Nach der kleinen Enttäuschung waren wir noch viel gespannter auf den Geschmack als Gin Tonic. Empfohlen wird der Niemand hier mit einer Scheibe Apfel und einem Zweig Rosmarin, um die eigenen Botanicals noch extra zu betonen. Zusammen mit Thomas Henry Tonic ergab das Rezept am Ende auch einen wirklich guten Drink. Noch mal Glück gehabt. Das Ergebnis würde ich nicht als klassischen Gin Tonic bezeichnen, dafür sind zu viele untypische Noten präsent, Wacholder kommt hier zum Beispiel kaum durch. Ähnlich wie beim Geruch dreht sich alles um Lavendel, Rosmarin und Sandelholz. Es ist eine ganz spezielle herbe, aber dennoch frische, warme Mischung, die sofort den ganzen Mund ausfüllt. Egal, was man davor getrunken oder gegessen hat, Niemand übernimmt die komplette Wahrnehmung und erweckt sofort Erinnerungen an einen sommerlichen Spaziergang durch einen Nadelwald. Man sollte es aber einfach mal selbst probieren. Persönlich würde ich übrigens den Rosmarin aus dem Drink lassen, da dieser so schon sehr präsent im Gin ist und eher die Süße bzw. Säure des Apfels gut tut.

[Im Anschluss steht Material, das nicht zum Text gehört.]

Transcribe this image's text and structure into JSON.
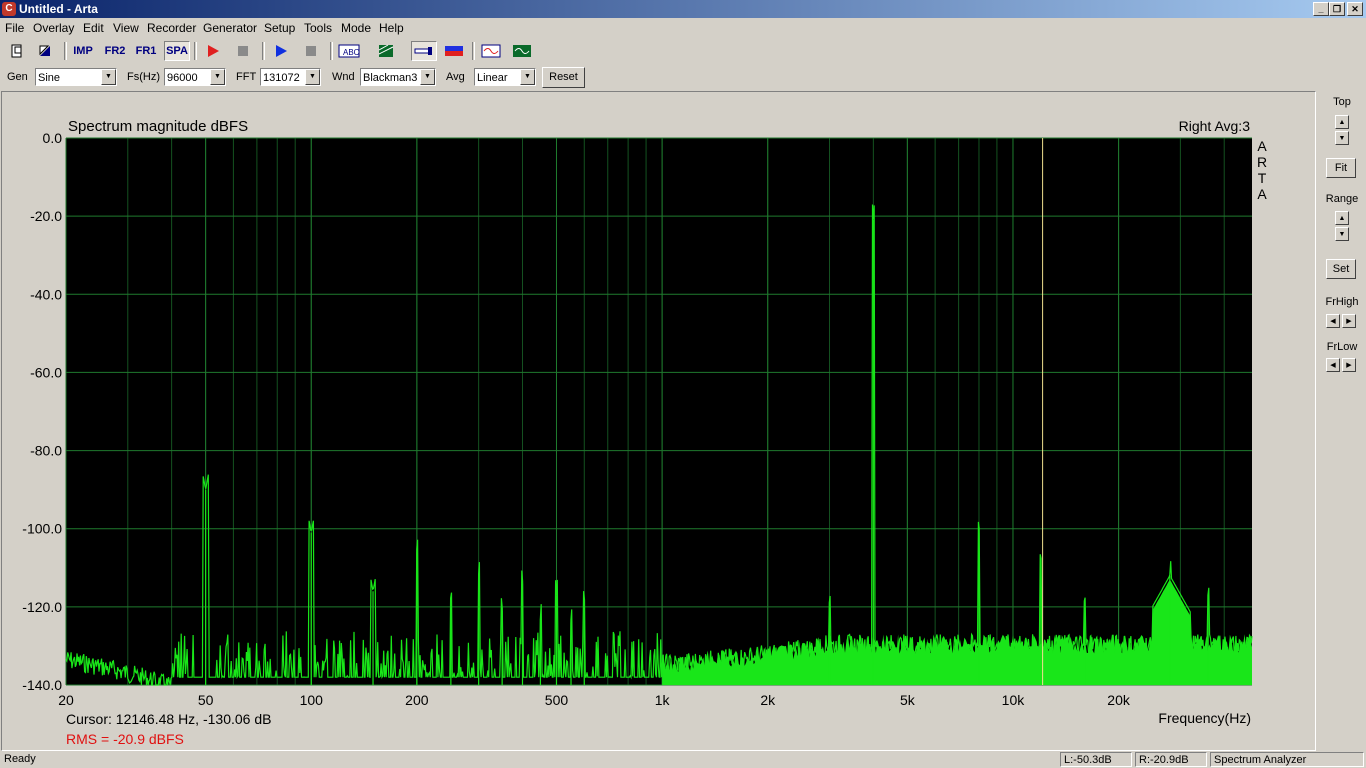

Wie erwähnt, er ist sehr speziell und kein Getränk für einen ganzen Abend, sondern für einen bestimmten Moment, an dem man sich einfach nur entspannen möchte. Man muss Lust auf das haben, was Niemand bietet, ansonsten wird er nicht gefallen.

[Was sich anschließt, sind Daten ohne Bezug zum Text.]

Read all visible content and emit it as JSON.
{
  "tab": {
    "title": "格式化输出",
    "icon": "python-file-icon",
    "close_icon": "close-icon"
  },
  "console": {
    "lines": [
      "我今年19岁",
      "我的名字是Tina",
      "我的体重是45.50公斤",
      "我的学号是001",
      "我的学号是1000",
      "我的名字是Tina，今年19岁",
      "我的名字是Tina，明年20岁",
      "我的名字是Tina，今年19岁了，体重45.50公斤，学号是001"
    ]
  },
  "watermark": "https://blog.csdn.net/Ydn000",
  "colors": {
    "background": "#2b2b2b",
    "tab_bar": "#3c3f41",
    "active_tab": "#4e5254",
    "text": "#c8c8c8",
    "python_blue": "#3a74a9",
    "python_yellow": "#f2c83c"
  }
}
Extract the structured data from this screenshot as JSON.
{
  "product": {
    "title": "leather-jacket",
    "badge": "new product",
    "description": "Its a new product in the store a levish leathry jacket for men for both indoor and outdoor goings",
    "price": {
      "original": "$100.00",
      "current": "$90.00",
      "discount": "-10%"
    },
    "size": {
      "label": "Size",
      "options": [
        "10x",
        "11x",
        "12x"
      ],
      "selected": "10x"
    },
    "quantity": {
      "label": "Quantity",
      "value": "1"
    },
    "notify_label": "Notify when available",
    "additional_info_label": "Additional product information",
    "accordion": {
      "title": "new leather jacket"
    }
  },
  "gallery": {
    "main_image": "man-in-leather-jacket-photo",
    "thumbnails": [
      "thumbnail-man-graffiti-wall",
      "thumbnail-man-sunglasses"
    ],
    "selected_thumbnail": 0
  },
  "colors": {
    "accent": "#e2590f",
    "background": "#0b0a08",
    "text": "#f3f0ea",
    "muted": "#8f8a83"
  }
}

Wenn man Sandelholz, Rosmarin oder Spaziergänge im Nadelwald nicht mag, dann wird man wahrscheinlich auch kein Freund von Niemand. Alle anderen sollten den Gin probieren. Wenn man sich auf ihn einlassen kann, wird man mit einem interessanten und eigenen Getränk belohnt, dass den Gin Tonic einmal anders präsentiert. Jedoch muss ich auch sagen, dass es bei den meisten von uns an dem Abend bei einem Niemand-Tonic geblieben ist, da die verschiedenen Noten doch schnell zu viel sind, ähnlich wie mit einem sehr torfigen Whisky. Es ist super lecker, aber am Besten in Maßen. Auf jeden Fall kein Gin mit Kompromissen, sondern er geht einfach seinen Weg (durch den Wald), auf dem sich viele bestimmt wohl fühlen, der für einige aber auch der falsche sein wird.
So oder so ist es sehr beeindruckend, was man mit der, doch geringen, Anzahl von zehn Botanicals alles schaffen kann. Meiner Meinung nach mit das charakterstärkste Produkt, was Hannover zu bieten hat.